Hélène Lamberger, née en 1928 à Metz, dans une famille d’origine polonaise, est à peine plus âgée que Mathilde et a, comme elle, fréquenté le Lycée Fabert. Elle a publié en 2003 ses Mémoires22, dans lesquelles on peut lire son témoignage sur sa vie à Angoulême et la rafle d’Octobre 1942.

Dans leur maison du 37 boulevard Denfert-Rochereau, les Feingrutz accueillent des enfants juifs séparés de leurs parents après la vague d’arrestations de la nuit du 8 au 9 octobre 1942. (sur cet événement, voir : Benguigui G. et Svensen, F. La Rafle d’Angoulême, 8 octobre 1942, Angoulême-Drancy-Auschwitz racontée par des survivants, ed. Les Indes Savantes, 2021).
A cette date en effet, 442 juifs de la région sont arrêtés et enfermés dans la Salle du philharmonique d’Angoulême. Les juifs étrangers sont alors séparés des juifs de nationalité française qui sont libérés. Les Feingrütz, qui ont été naturalisés en 1930, échappent donc pour cette fois à la déportation. Mais des enfants juifs naturalisés français ou nés en France de parents étrangers se retrouvent alors seuls.
On imagine sans peine le désarroi, la peur de ces jeunes enfants, déjà déracinés et arrachés brutalement à leur famille qui espérait ainsi les sauver. C’est le cas notamment de la jeune Charlotte Schuhmann, ou des enfants Brzezinski, tous originaires de Metz.
Reproduction partielle de la liste des
déportés après la rafle du 8 octobre 1942 ( liste complète dans Benguigi
(G.), Svensen (F.) La rafle d’Angoulême, 8 octobre 1942, les Indes
Savantes, 2021, pp.157-167)
Charlotte Schuhmann (voir sa fiche sur le site du convoi 77 réalisée par les élèves du Lycée Louis Vincent de Metz : https://convoi77.org/deporte_bio/charlotte-schuhmann/) était une jeune fille originaire de Metz qui a été accueillie chez les Feingrütz après que ses parents aient été arrêtés lors de la rafle d'Angoulême les 8 et 9 octobre 1942. Étant de nationalité française, Charlotte n’a pas été envoyée à Drancy et déportée en même temps que ses parents, mais épargnée, au moins momentanément. Elle a d’abord été envoyée, avec 20 autres jeunes filles juives françaises, à l’orphelinat du bon pasteur à Angoulême, avant que le rabbin Bloch, rabbin de Metz qui officiait alors à Poitiers ne leur trouve une place dans des familles. Charlotte quitte l’orphelinat le 15 décembre 1942 et habite dès lors chez la famille Feingrütz. Elle mentionne explicitement leur nom dans deux lettres : d’abord en janvier 1943, puis dans une lettre qu’elle adresse à sa tante le 1er juin 1943. Elle évoque des papiers qui ne seraient pas en règle et parle du risque pour elle-même et les Feingrütz de se retrouver à «l’hôpital »* si elle fait les démarches pour les avoir. Elle mentionne aussi le fait que les Feingrütz sont inquiets d’être sans nouvelle de leur fils.
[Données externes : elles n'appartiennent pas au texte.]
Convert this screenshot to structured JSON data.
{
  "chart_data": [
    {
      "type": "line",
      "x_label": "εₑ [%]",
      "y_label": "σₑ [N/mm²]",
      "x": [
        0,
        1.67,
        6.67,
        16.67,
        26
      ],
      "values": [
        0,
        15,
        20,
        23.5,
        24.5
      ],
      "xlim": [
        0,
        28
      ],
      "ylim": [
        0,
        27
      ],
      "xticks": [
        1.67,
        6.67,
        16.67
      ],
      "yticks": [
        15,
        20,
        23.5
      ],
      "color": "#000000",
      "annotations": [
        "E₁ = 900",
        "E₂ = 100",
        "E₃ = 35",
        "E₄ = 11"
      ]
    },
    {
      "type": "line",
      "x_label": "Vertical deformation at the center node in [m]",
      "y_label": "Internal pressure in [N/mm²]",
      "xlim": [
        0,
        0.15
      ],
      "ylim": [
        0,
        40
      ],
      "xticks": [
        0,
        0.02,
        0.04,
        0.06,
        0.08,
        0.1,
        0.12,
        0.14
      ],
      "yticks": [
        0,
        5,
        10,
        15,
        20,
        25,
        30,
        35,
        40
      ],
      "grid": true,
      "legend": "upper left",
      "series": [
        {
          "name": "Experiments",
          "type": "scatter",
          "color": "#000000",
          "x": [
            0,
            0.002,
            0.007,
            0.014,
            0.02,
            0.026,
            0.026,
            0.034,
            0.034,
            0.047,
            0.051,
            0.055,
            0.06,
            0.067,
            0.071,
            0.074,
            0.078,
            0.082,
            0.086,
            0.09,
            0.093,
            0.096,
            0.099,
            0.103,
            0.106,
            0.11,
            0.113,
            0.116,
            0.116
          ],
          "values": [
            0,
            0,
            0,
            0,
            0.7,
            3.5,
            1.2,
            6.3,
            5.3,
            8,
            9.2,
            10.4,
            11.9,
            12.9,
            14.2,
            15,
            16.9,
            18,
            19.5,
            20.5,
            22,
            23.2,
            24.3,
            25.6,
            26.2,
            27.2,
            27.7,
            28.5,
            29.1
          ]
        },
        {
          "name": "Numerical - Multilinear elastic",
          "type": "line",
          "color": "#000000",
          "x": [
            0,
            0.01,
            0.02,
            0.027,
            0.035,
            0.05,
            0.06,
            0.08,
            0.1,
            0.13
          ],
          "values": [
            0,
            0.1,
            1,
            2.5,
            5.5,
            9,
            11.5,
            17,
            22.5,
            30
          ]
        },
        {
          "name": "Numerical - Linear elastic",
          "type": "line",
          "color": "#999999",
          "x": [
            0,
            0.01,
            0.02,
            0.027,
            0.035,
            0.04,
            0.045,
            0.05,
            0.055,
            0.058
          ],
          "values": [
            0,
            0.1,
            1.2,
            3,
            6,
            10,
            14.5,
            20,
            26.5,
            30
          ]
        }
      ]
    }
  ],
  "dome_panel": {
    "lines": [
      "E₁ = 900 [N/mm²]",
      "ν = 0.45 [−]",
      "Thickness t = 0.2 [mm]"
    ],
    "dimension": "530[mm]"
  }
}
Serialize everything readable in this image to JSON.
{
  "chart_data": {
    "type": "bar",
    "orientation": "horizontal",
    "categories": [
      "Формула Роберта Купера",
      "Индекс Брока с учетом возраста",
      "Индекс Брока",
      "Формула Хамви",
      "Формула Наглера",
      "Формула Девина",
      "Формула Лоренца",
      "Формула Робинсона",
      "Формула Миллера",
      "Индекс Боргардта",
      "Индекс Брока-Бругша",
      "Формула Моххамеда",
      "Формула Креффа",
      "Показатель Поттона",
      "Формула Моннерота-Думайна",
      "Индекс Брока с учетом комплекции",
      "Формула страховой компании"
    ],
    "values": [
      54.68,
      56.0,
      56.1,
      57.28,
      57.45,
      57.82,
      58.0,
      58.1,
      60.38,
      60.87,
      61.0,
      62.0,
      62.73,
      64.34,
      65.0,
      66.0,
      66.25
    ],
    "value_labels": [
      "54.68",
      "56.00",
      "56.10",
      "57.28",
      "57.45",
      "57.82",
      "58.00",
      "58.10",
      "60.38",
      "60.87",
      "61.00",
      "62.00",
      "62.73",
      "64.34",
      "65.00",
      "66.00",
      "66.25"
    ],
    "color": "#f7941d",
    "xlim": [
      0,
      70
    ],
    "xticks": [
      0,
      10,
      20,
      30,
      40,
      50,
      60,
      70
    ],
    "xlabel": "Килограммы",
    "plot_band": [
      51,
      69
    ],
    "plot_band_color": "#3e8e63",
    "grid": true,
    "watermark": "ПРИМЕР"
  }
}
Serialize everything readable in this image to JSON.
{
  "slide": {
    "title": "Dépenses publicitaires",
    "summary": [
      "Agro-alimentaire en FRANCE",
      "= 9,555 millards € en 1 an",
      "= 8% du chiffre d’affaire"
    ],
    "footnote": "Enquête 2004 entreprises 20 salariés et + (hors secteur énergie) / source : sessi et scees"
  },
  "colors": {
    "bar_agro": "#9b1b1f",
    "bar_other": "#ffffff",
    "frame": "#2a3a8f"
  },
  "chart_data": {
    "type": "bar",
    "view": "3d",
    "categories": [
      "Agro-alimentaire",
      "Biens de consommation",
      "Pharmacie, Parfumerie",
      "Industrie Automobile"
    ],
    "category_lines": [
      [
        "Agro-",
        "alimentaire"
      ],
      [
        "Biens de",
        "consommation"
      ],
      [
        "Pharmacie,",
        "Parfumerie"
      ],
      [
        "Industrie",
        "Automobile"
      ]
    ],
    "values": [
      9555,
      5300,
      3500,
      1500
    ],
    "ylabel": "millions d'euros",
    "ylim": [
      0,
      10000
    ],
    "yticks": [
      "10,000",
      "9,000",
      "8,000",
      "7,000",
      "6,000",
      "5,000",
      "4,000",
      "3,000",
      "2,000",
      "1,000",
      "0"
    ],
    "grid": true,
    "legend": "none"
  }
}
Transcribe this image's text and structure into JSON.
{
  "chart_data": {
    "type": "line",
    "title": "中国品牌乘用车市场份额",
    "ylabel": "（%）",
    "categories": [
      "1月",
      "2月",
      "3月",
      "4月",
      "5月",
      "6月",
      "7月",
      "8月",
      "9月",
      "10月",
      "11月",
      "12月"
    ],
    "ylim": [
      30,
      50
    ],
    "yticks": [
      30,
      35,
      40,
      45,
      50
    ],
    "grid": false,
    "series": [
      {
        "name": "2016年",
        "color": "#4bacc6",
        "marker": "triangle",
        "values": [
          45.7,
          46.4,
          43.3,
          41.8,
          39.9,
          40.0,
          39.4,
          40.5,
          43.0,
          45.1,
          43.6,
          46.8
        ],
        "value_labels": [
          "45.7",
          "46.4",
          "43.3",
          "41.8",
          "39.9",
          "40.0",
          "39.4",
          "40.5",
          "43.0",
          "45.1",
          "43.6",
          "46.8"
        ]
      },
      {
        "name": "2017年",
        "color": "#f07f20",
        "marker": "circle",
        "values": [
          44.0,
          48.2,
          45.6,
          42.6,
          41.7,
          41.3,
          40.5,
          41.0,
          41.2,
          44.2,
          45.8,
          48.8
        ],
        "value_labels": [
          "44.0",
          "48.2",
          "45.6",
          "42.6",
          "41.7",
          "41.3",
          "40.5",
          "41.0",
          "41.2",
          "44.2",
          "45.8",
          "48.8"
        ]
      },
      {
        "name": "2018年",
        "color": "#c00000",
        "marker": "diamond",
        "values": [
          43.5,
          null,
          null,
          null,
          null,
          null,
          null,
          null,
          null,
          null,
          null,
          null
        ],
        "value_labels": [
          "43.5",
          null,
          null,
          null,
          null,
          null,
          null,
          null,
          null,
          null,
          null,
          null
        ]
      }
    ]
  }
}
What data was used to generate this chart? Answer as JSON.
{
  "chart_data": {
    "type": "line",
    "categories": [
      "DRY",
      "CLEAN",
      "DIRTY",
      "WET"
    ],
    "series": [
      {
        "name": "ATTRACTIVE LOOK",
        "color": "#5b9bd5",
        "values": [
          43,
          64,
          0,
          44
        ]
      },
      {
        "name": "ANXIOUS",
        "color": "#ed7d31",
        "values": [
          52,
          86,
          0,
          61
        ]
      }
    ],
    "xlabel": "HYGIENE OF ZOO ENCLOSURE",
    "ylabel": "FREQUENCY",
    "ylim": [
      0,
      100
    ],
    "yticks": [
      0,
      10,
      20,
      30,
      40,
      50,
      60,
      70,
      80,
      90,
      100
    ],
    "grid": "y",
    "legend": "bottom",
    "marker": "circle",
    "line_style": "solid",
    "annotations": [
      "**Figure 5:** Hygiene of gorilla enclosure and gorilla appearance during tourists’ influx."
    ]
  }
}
De ce fils Feingrütz, on ne trouve par ailleurs aucune mention, il y a cependant peu de doute qu’il s’agit bien de la famille de Mathilde puisqu’on ne trouve trace en France d’aucune autre famille de ce nom.

On ne sait pas précisément ce que Charlotte entend par là. Néanmoins, il semblerait que les familles juives aient utilisé un certain nombre de « codes » pour désigner des personnes, des lieux ou des institutions dans une correspondance qui était soumise à la censure. Ainsi, dans la correspondance qu’Hélène Berr échange avec son amie Odile Neuburger, « Eliane » est un nom de code utilisé pour désigner les juifs, « les surveillants généraux du lycée » désignent les gendarmes de Drancy, le « badge » est utilisé à la place de l’étoile jaune…. On peut peut-être supposer que l’hôpital pouvait être un camp d’internement puisque les parents de Charlotte avaient été transférés à Drancy avant d’être déportés vers Auschwitz par le convoi n°40 du 4 novembre 1942.
Au verso de la lettre adressée par Charlotte Schumann à sa tante, on trouve un message de Mme Feingrütz.
Puisque nous savons par ailleurs qu’elle ne sait pas écrire (elle signe de trois croix son acte de mariage et sa demande de naturalisation cf. supra p.42), puisque l’écriture n’est pas la même que celle de Charlotte Schumann, de même que le style est plus hésitant, nous pouvons raisonnablement supposer que c’est Mathilde elle-même qui a écrit le message sous la dictée de sa mère à destination de la tante de Charlotte.
Cette lettre témoigne à la fois de relations existant entre les deux femmes (elles s’envoient des « petits mots », la correspondance n’est donc pas exceptionnelle) et de la crainte dans laquelle vit la famille Feingrütz : ils se sont portés responsables de Charlotte qu’ils ont sortie de l’orphelinat du Bon Pasteur (où avaient été recueillies toutes les filles dont les parents avaient été raflés puis déportés le 8 octobre 1942), mais refusent de faire faire des papiers pour la jeune fille : il est vraisemblable que cette démarche administrative les rendrait trop « visibles » aux yeux de l’administration, alors même que la commission de révision des naturalisations s’est prononcée en février pour leur déchéance de nationalité française, qui sera effective en juillet. Mme Feingrütz fait part explicitement de sa peur de faire « le même voyage » que les parents de Charlotte
- Henri Brzezinski était un tout jeune enfant, né le 12 juin 1939, dont les parents étaient voisins des Feingrütz à Metz. La famille Brzezinski avait quitté Metz en mai 1940 pour s’installer à Angoulême, 31 b rue des Bézines. Les enfants, Charlotte et Henri se trouvent séparés de leurs parents après la rafle d'Angoulême, puisque ceux-ci ont conservé leur nationalité polonaise, tandis que Charlotte Brzezinski a acquis la nationalité française sur demande de ses parents, en 1938. Henri a vraisemblablement été confié par ses parents, au moment de la séparation entre juifs français et étrangers, aux Feingrütz dont ils étaient voisins à Metz ; ceux-ci devenant de la sorte la « famille d’adoption » du petit. Il est possible que Charlotte Brzezinski se soit elle aussi trouvée chez les Feingrütz, avec Charlotte Schumann dont elle était amie, de la fin 1942 au début de l’année 1943, puisqu’on ne retrouve ensuite trace d’elle qu’en juin 1943 quand elle intègre un foyer de l’UGIF (le foyer Lamarck à Paris)[1]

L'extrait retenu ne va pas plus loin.